Dask.distributed configurations benchmark

Hello,

I would like to right a short benchmark script to test for various Dask.distributed Client configurations, but I don’t get the expected results as cache and memory data do not seem to be cleared properly.

I’d like to resample 1/2 hourly to hourly data as a test :

# Perform the resampling computation
imerg_resampled = imerg_sliced.resample(time='1H').sum(method="blockwise").compute()

For this process, I’d like to test several Client configurations :

# Test configurations
configs = [
    {'n_workers': 8, 'threads_per_worker': 1, 'memory_limit': '1.5GiB'},
    {'n_workers': 6, 'threads_per_worker': 2, 'memory_limit': '2GiB'},
    {'n_workers': 4, 'threads_per_worker': 2, 'memory_limit': '3GiB'},
    {'n_workers': 10, 'threads_per_worker': 1, 'memory_limit': '1.2GiB'},
    {'n_workers': 5, 'threads_per_worker': 2, 'memory_limit': '2.4GiB'}

The problem is, despite I use some GC functions :

# Clear memory and garbage collect
del imerg_resampled, imerg_sliced, imerg
client.shutdown()  # Fully close Dask client to avoid lingering processes
client.close()
gc.collect()  # Force garbage collection to free memory

It does not look like the cache and memory are properly cleared :

See Full Script Here
import os
import xarray as xr
import numpy as np
import matplotlib.pyplot as plt
from dask.distributed import Client
import time
import gc  # for garbage collection

# Define the IMERG dataset path and file pattern
imerg_path = '/media/pmauger/LaCie/01_DATA/IMERG'
imerg_files = os.path.join(imerg_path, "*.nc4")
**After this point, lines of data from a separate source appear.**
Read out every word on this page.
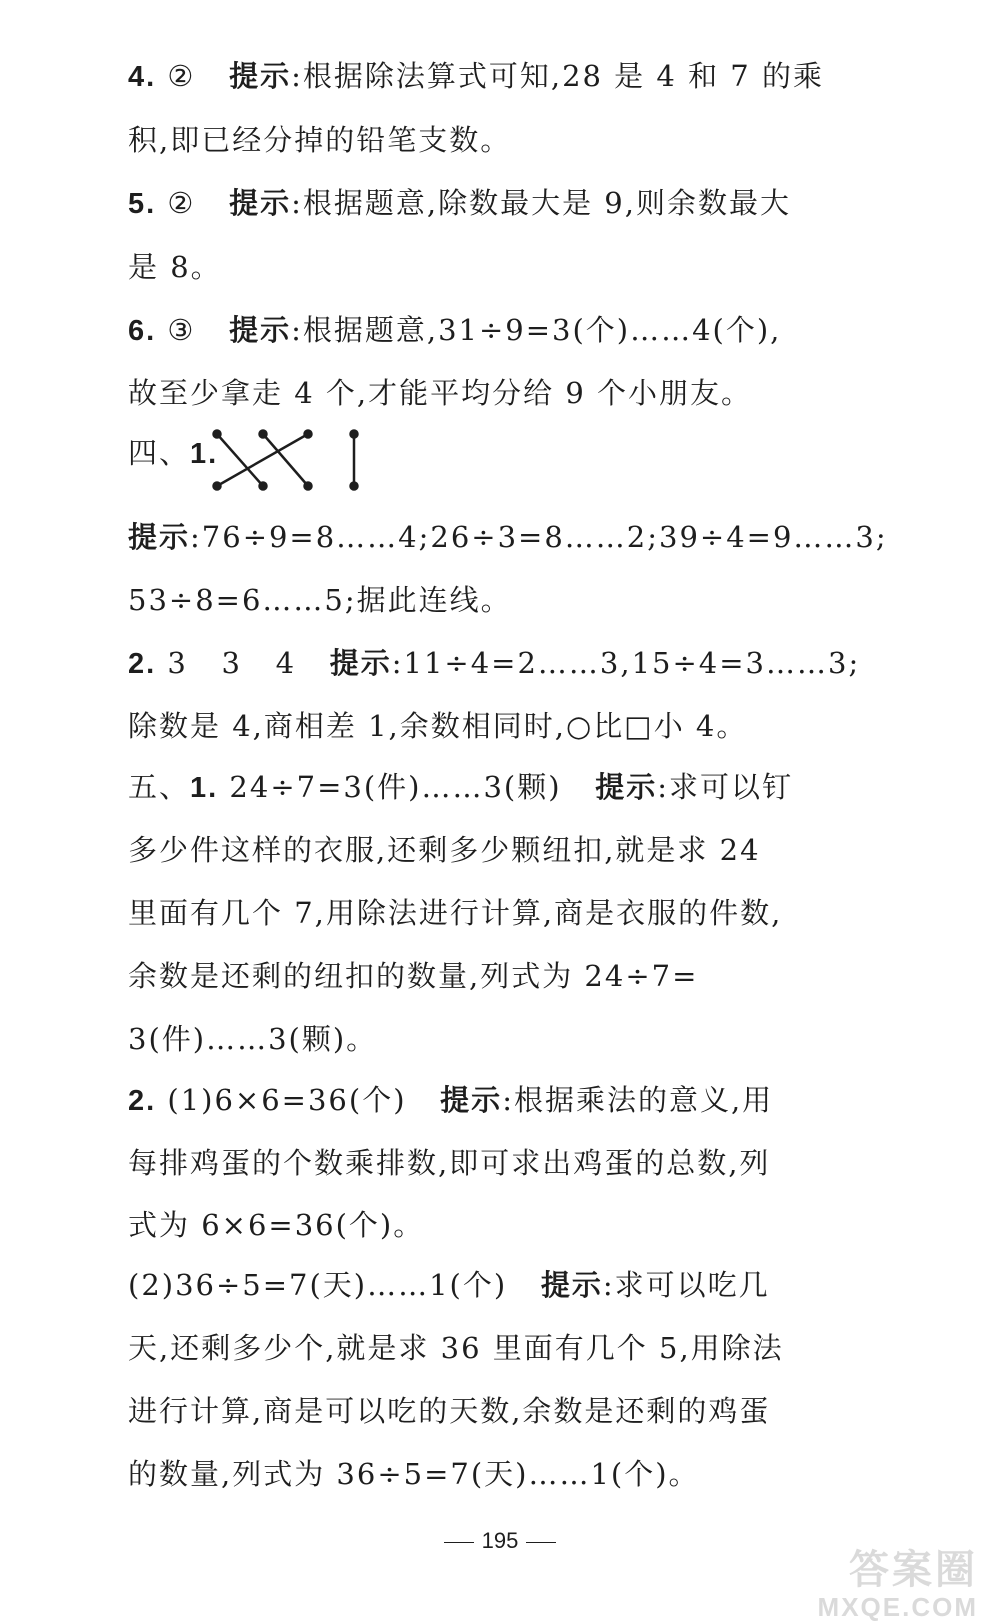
4. ②   提示:根据除法算式可知,28 是 4 和 7 的乘
积,即已经分掉的铅笔支数。
5. ②   提示:根据题意,除数最大是 9,则余数最大
是 8。
6. ③   提示:根据题意,31÷9=3(个)……4(个),
故至少拿走 4 个,才能平均分给 9 个小朋友。
四、1.
提示:76÷9=8……4;26÷3=8……2;39÷4=9……3;
53÷8=6……5;据此连线。
2. 3   3   4   提示:11÷4=2……3,15÷4=3……3;
除数是 4,商相差 1,余数相同时,○比□小 4。
五、1. 24÷7=3(件)……3(颗)   提示:求可以钉
多少件这样的衣服,还剩多少颗纽扣,就是求 24
里面有几个 7,用除法进行计算,商是衣服的件数,
余数是还剩的纽扣的数量,列式为 24÷7=
3(件)……3(颗)。
2. (1)6×6=36(个)   提示:根据乘法的意义,用
每排鸡蛋的个数乘排数,即可求出鸡蛋的总数,列
式为 6×6=36(个)。
(2)36÷5=7(天)……1(个)   提示:求可以吃几
天,还剩多少个,就是求 36 里面有几个 5,用除法
进行计算,商是可以吃的天数,余数是还剩的鸡蛋
的数量,列式为 36÷5=7(天)……1(个)。
195
答案圈
MXQE.COM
# Load WRF latitude and longitude vectors and create 2D meshgrid
wrf_path = "/media/pmauger/LaCie/01_DATA/WRF/V2"
lat_lon_d02 = np.load(os.path.join(wrf_path, "lat_lon_d02.npz"))
latitude_norm = lat_lon_d02['latitude']
longitude_norm = lat_lon_d02['longitude']

# Define spatial boundaries
lat_min, lat_max = np.min(latitude_norm) - 0.1, np.max(latitude_norm) + 0.1
lon_min, lon_max = np.min(longitude_norm) - 0.1, np.max(longitude_norm) + 0.1

# Test configurations
configs = [
    {'n_workers': 8, 'threads_per_worker': 1, 'memory_limit': '1.5GiB'},
    {'n_workers': 6, 'threads_per_worker': 2, 'memory_limit': '2GiB'},
    {'n_workers': 4, 'threads_per_worker': 2, 'memory_limit': '3GiB'},
    {'n_workers': 10, 'threads_per_worker': 1, 'memory_limit': '1.2GiB'},
    {'n_workers': 5, 'threads_per_worker': 2, 'memory_limit': '2.4GiB'}
]

# Results storage
times = []
configs_used = []

# Loop through configurations
for config in configs:
    print(f"\nTesting configuration: {config}")
    
    # Initialize Dask client with specified configuration
    client = Client(
        n_workers=config['n_workers'],
        threads_per_worker=config['threads_per_worker'],
        memory_limit=config['memory_limit']
    )
    
    # Force computation to load data
    imerg = xr.open_mfdataset(imerg_files, chunks={'time': 40}, data_vars="minimal")[['precipitationCal']]
    
    # Slice the IMERG dataset
    imerg_sliced = imerg.where(
        (imerg.lat >= lat_min) & (imerg.lat <= lat_max) &
        (imerg.lon >= lon_min) & (imerg.lon <= lon_max),
        drop=True
    )
    
    # Select a 6-month time range
    time_slice = slice("2002-01-01", "2002-01-31")
    imerg_sliced = imerg_sliced.sel(time=time_slice)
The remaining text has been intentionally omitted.